I’m just wondering how this happened!

It seems like a massive leak. I’m going to try to work out a way to fix in terms of ignoring such connection requests but if someone can point me/us in the right direction that would be good. And if someone can identify whether Pamac is leaking ones IP Address that would be most helpful.

EDIT: I should mention that a DNS lookup to the gitlab.[OMITTED].org address occurred first.

Well that is not possible.

If you request a packet over TOR, then the Server knows only the TOR IP and send it back over TOR. How would the Server know your REAL IP if you request packet from the TOR IP?

I guess there is a misunderstanding at interpreting the logs.

Or, you are only proxying IPv4 and it’s using IPv6 in Pamac.

Checked again but its IPv4.

Maybe this is it. I was expecting the traffic to look like Tor Browsers / Torsocks traffic. I’m new to this.

NetworkManager connectivity check

$ cat /usr/lib/NetworkManager/conf.d/20-connectivity.conf

You can disable by copying the file to /etc/NetworkManager/conf.d and modifying the url to somthing of your own.

But either way you have an issue with your configuration - don’t ask what - your setup is unsupported.

Pamac has a timer for rebuilding the mirror list. This timer triggers pacman-mirrors which in turn will download mirrors.json and status.json from - this is documented behaviour.

How might the NetworkManager connectivity check be relevant to this? I already know the connection works.

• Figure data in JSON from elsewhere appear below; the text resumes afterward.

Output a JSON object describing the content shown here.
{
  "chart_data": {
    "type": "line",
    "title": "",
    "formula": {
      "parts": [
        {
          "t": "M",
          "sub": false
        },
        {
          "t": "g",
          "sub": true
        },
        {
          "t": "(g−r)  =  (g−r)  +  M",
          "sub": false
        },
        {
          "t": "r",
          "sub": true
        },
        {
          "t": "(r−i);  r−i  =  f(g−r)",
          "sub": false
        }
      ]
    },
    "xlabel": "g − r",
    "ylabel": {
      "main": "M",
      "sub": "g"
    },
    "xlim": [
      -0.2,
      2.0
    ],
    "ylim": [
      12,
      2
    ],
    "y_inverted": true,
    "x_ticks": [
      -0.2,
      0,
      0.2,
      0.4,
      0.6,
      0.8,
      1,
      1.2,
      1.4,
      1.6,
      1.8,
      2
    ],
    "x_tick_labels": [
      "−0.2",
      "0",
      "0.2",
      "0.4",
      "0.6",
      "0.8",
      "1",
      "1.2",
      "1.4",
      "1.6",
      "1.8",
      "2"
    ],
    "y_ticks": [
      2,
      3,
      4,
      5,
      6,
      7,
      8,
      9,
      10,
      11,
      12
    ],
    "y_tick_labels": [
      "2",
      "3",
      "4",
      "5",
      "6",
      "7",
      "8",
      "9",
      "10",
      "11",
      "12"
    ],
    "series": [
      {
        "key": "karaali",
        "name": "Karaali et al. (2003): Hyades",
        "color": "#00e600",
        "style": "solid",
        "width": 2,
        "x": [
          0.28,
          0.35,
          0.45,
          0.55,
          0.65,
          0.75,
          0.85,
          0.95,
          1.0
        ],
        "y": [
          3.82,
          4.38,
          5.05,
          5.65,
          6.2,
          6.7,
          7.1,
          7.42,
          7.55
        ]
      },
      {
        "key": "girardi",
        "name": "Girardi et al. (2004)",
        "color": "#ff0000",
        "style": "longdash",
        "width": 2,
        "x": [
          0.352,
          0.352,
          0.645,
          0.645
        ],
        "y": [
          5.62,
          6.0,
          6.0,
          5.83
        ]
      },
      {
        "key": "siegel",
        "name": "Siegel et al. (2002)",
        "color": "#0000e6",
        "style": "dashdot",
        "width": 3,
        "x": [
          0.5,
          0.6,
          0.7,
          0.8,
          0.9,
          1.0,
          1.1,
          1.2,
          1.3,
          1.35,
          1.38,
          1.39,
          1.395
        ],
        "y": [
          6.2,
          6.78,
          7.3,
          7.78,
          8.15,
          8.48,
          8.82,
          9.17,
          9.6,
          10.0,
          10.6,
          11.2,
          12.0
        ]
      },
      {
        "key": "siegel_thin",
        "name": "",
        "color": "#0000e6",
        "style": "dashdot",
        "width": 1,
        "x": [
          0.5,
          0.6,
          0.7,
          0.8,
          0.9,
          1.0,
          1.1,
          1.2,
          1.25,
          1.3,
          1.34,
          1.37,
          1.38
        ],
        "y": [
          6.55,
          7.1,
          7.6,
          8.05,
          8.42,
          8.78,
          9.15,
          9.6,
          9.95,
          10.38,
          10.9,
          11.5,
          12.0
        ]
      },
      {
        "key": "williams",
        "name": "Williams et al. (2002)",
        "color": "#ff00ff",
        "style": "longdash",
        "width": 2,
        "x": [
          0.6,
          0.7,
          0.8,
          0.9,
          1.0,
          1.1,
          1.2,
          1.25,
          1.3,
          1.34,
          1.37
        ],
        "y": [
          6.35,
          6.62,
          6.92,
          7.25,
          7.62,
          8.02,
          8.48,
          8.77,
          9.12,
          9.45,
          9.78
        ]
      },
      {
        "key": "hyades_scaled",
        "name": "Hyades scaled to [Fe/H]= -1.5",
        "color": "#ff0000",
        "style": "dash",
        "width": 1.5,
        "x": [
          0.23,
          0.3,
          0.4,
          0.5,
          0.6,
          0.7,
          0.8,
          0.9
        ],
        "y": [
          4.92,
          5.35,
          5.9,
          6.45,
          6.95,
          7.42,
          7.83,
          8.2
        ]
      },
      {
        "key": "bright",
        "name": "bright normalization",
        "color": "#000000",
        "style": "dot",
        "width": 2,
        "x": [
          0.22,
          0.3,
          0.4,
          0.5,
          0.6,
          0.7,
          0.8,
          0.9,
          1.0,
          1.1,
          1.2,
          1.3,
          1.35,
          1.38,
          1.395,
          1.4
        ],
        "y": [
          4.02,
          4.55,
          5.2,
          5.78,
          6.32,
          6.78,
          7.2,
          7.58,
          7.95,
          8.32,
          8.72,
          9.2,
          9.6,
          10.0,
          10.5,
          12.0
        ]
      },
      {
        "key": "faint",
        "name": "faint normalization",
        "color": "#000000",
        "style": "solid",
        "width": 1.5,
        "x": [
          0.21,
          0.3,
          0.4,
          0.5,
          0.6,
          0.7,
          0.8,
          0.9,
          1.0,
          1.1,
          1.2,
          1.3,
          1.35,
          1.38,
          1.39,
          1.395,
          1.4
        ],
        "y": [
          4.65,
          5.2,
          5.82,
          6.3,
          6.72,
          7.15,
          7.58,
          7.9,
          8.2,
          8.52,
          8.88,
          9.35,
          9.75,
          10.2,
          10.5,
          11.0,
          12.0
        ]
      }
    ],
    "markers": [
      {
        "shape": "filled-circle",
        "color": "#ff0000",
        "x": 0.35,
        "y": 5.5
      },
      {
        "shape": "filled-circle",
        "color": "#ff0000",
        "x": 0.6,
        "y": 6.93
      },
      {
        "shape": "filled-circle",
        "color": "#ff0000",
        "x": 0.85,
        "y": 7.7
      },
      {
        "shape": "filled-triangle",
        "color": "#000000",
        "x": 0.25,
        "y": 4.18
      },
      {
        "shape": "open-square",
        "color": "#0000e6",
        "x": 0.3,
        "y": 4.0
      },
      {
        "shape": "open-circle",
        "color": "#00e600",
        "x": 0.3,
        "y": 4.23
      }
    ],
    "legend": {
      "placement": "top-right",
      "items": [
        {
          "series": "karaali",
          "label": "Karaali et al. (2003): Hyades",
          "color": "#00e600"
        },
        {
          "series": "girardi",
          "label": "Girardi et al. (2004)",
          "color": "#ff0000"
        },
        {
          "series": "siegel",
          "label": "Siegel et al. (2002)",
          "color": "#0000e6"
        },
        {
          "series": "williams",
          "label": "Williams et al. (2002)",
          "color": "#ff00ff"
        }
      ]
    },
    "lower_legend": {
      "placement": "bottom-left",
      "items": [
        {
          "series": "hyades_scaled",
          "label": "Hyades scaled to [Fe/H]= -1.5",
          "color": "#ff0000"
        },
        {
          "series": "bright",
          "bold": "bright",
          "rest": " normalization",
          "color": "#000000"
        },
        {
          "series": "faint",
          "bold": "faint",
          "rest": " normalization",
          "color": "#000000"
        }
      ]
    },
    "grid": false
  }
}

I’ve been running tests. As I expected healthy traffic looks (basically) like tor traffic.

Unless gitlab.[OMITTED].org:443 is running a Tor node over the https port something is seriously wrong and its not with my setup per se. Somehow the data in a packet is leaking to gitlab.[OMITTED].org how to connect with me over the clearnet.

It has not happened since that one time. (EDIT: Approx 4mb was delivered to me in the space of about a minute.)


Thanks. The gitlab.[OMITTED].org site is not in that list. The 4mb could could be pictures from browsed apps? How to clear the pictures, from the cache? I’ll try going through them again to see if I can replicate the issue. Is there a packet sniffer for ssl? I can use to see what is being sent?

No, that’s the whole purpose of TLS.

You are implying that Manjaro is having malicious intent - you couldn’t be more wrong.

You are assuming

  • you are assuming your setup is perfect
  • you are assuming that Manjaro can circumvent your setup
  • you are assuming that Manjaro has a reason for doing so

All assumptions are wrong.

You can use wireshark to monitor your traffic. Or fiddler - which can create a MitM like scenario to create a proxy with a selfsigned certificate - thus decrypting traffic.

Either way you will only discover flaws in your setup - you will not find any evidence of Manjaro being malicious - which is what you are implying…

Not quite. Thinking their might be a vulnerability that might be exploited. I cannot understand why all traffic is basically fine except, that one event.

Thanks for the tips!

EDIT: I also came across a thing called ssldump but it doesn’t appear to be around anymore.

EDIT 2: The Transparent Proxy solution wasn’t perfect, but not in a way that I can see would leak access to a socket in that way, but again, new to this.

I’m sorry, but I have to say this. If this is true:

Do you not suppose you shouldn’t be worries about something that is used by millions of people? All of them without issues, most of them not, in fact, as new as the rest (Or you?)